The four days of negotiations in Geneva have brought results. According to a foreign news agency report, Iran will restrict its nuclear activities for the next six months and not enrich uranium beyond 5 percent. In return, in the course of the next six months, the U.S. and other Western countries will provide $7 billion to help Iran's economy recover and will not impose any new restrictions.
While giving a briefing at the White House, U.S. President Barack Obama said that this agreement was a step toward making the world secure. Iranian Foreign Minister Mohammad Javad Zarif has described the nuclear agreement as the key for solving issues, while maintaining that peaceful nuclear energy is Tehran's right.
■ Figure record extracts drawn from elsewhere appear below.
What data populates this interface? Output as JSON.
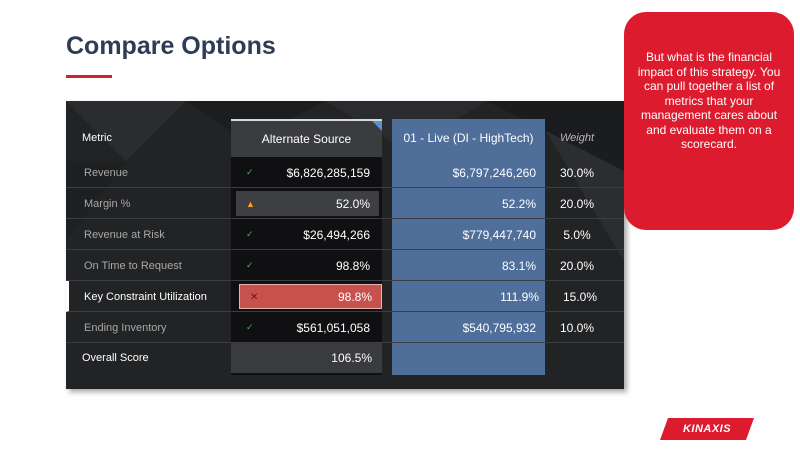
{
  "slide": {
    "title": "Compare Options",
    "accent_color": "#d0202f",
    "title_color": "#2d3d55"
  },
  "table": {
    "headers": {
      "metric": "Metric",
      "alternate": "Alternate Source",
      "live": "01 - Live (DI - HighTech)",
      "weight": "Weight"
    },
    "rows": [
      {
        "metric": "Revenue",
        "status": "check",
        "alternate": "$6,826,285,159",
        "live": "$6,797,246,260",
        "weight": "30.0%"
      },
      {
        "metric": "Margin %",
        "status": "warning",
        "alternate": "52.0%",
        "live": "52.2%",
        "weight": "20.0%"
      },
      {
        "metric": "Revenue at Risk",
        "status": "check",
        "alternate": "$26,494,266",
        "live": "$779,447,740",
        "weight": "5.0%"
      },
      {
        "metric": "On Time to Request",
        "status": "check",
        "alternate": "98.8%",
        "live": "83.1%",
        "weight": "20.0%"
      },
      {
        "metric": "Key Constraint Utilization",
        "status": "cross",
        "alternate": "98.8%",
        "live": "111.9%",
        "weight": "15.0%"
      },
      {
        "metric": "Ending Inventory",
        "status": "check",
        "alternate": "$561,051,058",
        "live": "$540,795,932",
        "weight": "10.0%"
      }
    ],
    "overall": {
      "label": "Overall Score",
      "alternate": "106.5%"
    },
    "glyphs": {
      "check": "✓",
      "warning": "▲",
      "cross": "✕"
    },
    "colors": {
      "panel": "#222325",
      "live_column": "#4f6f9a",
      "ok": "#43b649",
      "warn": "#f3a51d",
      "bad": "#c7514d"
    }
  },
  "callout": {
    "text": "But what is the financial impact of this strategy.  You can pull together a list of metrics that your management cares about and evaluate them on a scorecard.",
    "color": "#dc1c2e"
  },
  "logo": {
    "text": "KINAXIS",
    "icon": "kinaxis-logo"
  }
}
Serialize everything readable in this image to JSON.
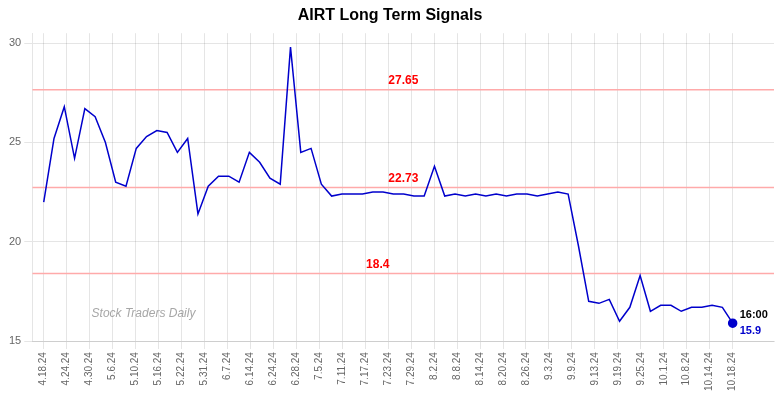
{
  "chart_data": {
    "type": "line",
    "title": "AIRT Long Term Signals",
    "color": "#0000CC",
    "grid": true,
    "xlim": [
      -0.5,
      31.8
    ],
    "xticks": [
      {
        "value": 0,
        "label": "4.18.24"
      },
      {
        "value": 1,
        "label": "4.24.24"
      },
      {
        "value": 2,
        "label": "4.30.24"
      },
      {
        "value": 3,
        "label": "5.6.24"
      },
      {
        "value": 4,
        "label": "5.10.24"
      },
      {
        "value": 5,
        "label": "5.16.24"
      },
      {
        "value": 6,
        "label": "5.22.24"
      },
      {
        "value": 7,
        "label": "5.31.24"
      },
      {
        "value": 8,
        "label": "6.7.24"
      },
      {
        "value": 9,
        "label": "6.14.24"
      },
      {
        "value": 10,
        "label": "6.24.24"
      },
      {
        "value": 11,
        "label": "6.28.24"
      },
      {
        "value": 12,
        "label": "7.5.24"
      },
      {
        "value": 13,
        "label": "7.11.24"
      },
      {
        "value": 14,
        "label": "7.17.24"
      },
      {
        "value": 15,
        "label": "7.23.24"
      },
      {
        "value": 16,
        "label": "7.29.24"
      },
      {
        "value": 17,
        "label": "8.2.24"
      },
      {
        "value": 18,
        "label": "8.8.24"
      },
      {
        "value": 19,
        "label": "8.14.24"
      },
      {
        "value": 20,
        "label": "8.20.24"
      },
      {
        "value": 21,
        "label": "8.26.24"
      },
      {
        "value": 22,
        "label": "9.3.24"
      },
      {
        "value": 23,
        "label": "9.9.24"
      },
      {
        "value": 24,
        "label": "9.13.24"
      },
      {
        "value": 25,
        "label": "9.19.24"
      },
      {
        "value": 26,
        "label": "9.25.24"
      },
      {
        "value": 27,
        "label": "10.1.24"
      },
      {
        "value": 28,
        "label": "10.8.24"
      },
      {
        "value": 29,
        "label": "10.14.24"
      },
      {
        "value": 30,
        "label": "10.18.24"
      }
    ],
    "ylim": [
      15,
      30.5
    ],
    "yticks": [
      15,
      20,
      25,
      30
    ],
    "values": [
      22.0,
      25.2,
      26.8,
      24.2,
      26.7,
      26.3,
      25.0,
      23.0,
      22.8,
      24.7,
      25.3,
      25.6,
      25.5,
      24.5,
      25.2,
      21.4,
      22.8,
      23.3,
      23.3,
      23.0,
      24.5,
      24.0,
      23.2,
      22.9,
      29.8,
      24.5,
      24.7,
      22.9,
      22.3,
      22.4,
      22.4,
      22.4,
      22.5,
      22.5,
      22.4,
      22.4,
      22.3,
      22.3,
      23.8,
      22.3,
      22.4,
      22.3,
      22.4,
      22.3,
      22.4,
      22.3,
      22.4,
      22.4,
      22.3,
      22.4,
      22.5,
      22.4,
      19.8,
      17.0,
      16.9,
      17.1,
      16.0,
      16.7,
      18.3,
      16.5,
      16.8,
      16.8,
      16.5,
      16.7,
      16.7,
      16.8,
      16.7,
      15.9
    ],
    "hlines": [
      {
        "value": 27.65,
        "label": "27.65",
        "color": "#ffaaaa"
      },
      {
        "value": 22.73,
        "label": "22.73",
        "color": "#ffaaaa"
      },
      {
        "value": 18.4,
        "label": "18.4",
        "color": "#ffaaaa"
      }
    ],
    "annotations": [
      "16:00",
      "15.9"
    ],
    "watermark": "Stock Traders Daily"
  }
}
An accord has been reached between Iran and six world powers, the positive effects of which will be seen in the days to come.
When Pakistan conducted atomic explosions 14 years ago, the whole of the Western world, including the European Union, raised a hue and cry about an Islamic bomb, and restrictions were imposed blindly on Pakistan. Pakistan's nuclear program has always been a sore spot in America's eyes. At times, the U.S. has raised fears about the program falling into the hands of terrorists; at other times, dirty tactics have been used to vilify Dr. A. Q. Khan. But now, six world powers have knelt before Iran, allowing it to enrich uranium, even though Iran has always challenged the U.S. at every step — including shooting down its drone — and has also announced that it has prepared missiles that can reach Israel.
What Imran Khan said about the U.S., that it first glowers, but then retreats if you stand your ground, has proved to be 100 percent accurate. The Iranian nation stood its ground in front of the U.S., so America retreated. The U.S. knew that if an understanding were not reached then Israel’s security would be endangered.
Now that U.S.-Iran relations have been straightened out, Pakistan should avail itself of this to control its energy crisis by completing work on the gas pipeline in a timely manner. Adviser Sartaj Aziz will be visiting Iran. Over there, he should also discuss the gas pipeline, so we may be able to control the energy crisis. Western countries will provide Iran with $7 billion over the course of the next six months for its economic recovery. Using this as a basis, we need to prepare investors for the pipeline.